Now compare this to a convolutional neural network with keras.
Again you can use the ``Sequential`` model, but this time we are using the Conv2D layers and MaxPooling2D layers (see keras docs).
If you get stuck, you can look at [this example](https://github.com/keras-team/keras/blob/master/examples/mnist_cnn.py).

In [None]:
from keras.layers import Conv2D, MaxPooling2D
from keras import backend as K

batch_size = 128
num_classes = 10
epochs = 12

# input image dimensions
img_rows, img_cols = 28, 28

# the data, shuffled and split between train and test sets
(x_train, y_train), (x_test, y_test) = mnist.load_data()

if K.image_data_format() == 'channels_first':
    x_train = x_train.reshape(x_train.shape[0], 1, img_rows, img_cols)
    x_test = x_test.reshape(x_test.shape[0], 1, img_rows, img_cols)
    input_shape = (1, img_rows, img_cols)
else:
    x_train = x_train.reshape(x_train.shape[0], img_rows, img_cols, 1)
    x_test = x_test.reshape(x_test.shape[0], img_rows, img_cols, 1)
    input_shape = (img_rows, img_cols, 1)

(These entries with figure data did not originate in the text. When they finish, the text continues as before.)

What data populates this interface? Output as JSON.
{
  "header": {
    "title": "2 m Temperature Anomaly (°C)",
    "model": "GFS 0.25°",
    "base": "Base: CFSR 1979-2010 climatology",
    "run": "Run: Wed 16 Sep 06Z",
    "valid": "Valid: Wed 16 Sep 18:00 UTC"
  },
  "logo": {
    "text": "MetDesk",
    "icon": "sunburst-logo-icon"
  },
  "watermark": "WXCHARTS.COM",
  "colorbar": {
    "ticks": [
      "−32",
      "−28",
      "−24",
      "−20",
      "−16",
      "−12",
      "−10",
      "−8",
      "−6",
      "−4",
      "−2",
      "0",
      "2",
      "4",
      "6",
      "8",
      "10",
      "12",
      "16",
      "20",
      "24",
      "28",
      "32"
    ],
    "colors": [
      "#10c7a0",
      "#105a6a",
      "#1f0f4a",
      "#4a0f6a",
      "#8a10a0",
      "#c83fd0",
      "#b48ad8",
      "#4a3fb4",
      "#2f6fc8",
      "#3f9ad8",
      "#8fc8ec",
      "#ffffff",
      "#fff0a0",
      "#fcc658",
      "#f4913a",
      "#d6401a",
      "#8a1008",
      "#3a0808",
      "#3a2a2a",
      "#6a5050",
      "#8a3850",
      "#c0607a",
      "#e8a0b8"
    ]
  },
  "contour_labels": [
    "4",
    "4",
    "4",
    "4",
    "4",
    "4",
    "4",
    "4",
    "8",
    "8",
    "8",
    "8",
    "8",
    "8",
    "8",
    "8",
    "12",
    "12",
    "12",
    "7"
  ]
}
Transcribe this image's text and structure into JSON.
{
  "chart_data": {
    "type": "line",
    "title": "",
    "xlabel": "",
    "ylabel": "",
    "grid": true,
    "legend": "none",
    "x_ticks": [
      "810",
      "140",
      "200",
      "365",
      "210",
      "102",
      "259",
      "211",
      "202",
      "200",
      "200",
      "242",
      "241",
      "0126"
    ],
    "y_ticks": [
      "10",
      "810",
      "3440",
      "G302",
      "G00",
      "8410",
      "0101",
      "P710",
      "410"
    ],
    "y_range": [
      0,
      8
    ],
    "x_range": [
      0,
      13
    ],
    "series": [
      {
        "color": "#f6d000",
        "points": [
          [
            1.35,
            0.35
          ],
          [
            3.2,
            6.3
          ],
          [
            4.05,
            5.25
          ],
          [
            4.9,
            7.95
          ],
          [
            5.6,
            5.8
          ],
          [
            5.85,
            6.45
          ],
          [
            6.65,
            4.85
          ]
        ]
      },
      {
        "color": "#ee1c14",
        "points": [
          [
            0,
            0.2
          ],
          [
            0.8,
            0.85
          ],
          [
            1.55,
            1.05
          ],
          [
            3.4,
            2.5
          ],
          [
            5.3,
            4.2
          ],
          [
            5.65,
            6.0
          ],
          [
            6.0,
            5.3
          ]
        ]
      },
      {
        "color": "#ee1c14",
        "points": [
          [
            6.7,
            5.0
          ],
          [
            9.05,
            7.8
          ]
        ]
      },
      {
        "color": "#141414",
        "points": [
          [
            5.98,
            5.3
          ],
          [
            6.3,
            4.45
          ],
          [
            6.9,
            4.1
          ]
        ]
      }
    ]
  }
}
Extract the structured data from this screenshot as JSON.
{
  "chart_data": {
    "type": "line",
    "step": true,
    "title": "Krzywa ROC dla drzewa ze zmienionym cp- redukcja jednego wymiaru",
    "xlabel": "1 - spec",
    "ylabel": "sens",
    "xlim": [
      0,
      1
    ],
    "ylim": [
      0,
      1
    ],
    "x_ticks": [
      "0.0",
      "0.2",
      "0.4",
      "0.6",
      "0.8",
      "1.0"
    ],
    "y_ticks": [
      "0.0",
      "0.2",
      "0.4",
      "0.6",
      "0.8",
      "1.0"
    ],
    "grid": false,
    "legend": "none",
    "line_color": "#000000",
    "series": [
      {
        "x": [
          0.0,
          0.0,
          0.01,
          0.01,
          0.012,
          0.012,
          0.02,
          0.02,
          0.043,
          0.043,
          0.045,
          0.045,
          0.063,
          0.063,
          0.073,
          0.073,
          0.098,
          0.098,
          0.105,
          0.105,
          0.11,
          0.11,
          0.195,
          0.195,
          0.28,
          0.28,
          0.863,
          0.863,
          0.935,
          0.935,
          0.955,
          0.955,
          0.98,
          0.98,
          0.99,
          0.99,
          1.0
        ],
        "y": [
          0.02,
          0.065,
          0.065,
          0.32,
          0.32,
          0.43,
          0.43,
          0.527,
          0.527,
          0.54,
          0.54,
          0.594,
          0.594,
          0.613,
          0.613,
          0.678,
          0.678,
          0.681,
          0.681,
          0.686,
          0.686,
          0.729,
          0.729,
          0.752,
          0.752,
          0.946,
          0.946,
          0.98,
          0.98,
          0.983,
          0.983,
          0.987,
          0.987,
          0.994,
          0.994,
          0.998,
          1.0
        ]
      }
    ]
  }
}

x_train = x_train.astype('float32')
x_test = x_test.astype('float32')
x_train /= 255
x_test /= 255
print('x_train shape:', x_train.shape)
print(x_train.shape[0], 'train samples')
print(x_test.shape[0], 'test samples')

# convert class vectors to binary class matrices
y_train = keras.utils.to_categorical(y_train, num_classes)
y_test = keras.utils.to_categorical(y_test, num_classes)

# The cats and dogs dataset.

You could try to learn a network like this on the cats and dogs dataset.
However, there is unlikely to be enough data in the dataset. Instead, we will use a neural network that was trained on the much larger "imagenet" dataset.

Start by downloading the cats and dogs data here:

https://www.kaggle.com/c/dogs-vs-cats/data

or if you don't have a kaggle account here:

https://www.microsoft.com/en-us/download/confirmation.aspx?id=54765

Then load one of the models shipped with keras, start with VGG 16:
https://keras.io/applications/#vgg16

In [None]:
# Load model here

In [None]:
# Prepare data similar to MNIST above
from keras.applications.vgg16 import preprocess_input
X_pre = preprocess_input(X)

In [None]:
# use the vgg net to extract features:
features = model.predict(X_pre)

In [None]:
# Now train a scikit-learn model, like logistic regression, to distinguish cats and dogs based on these features.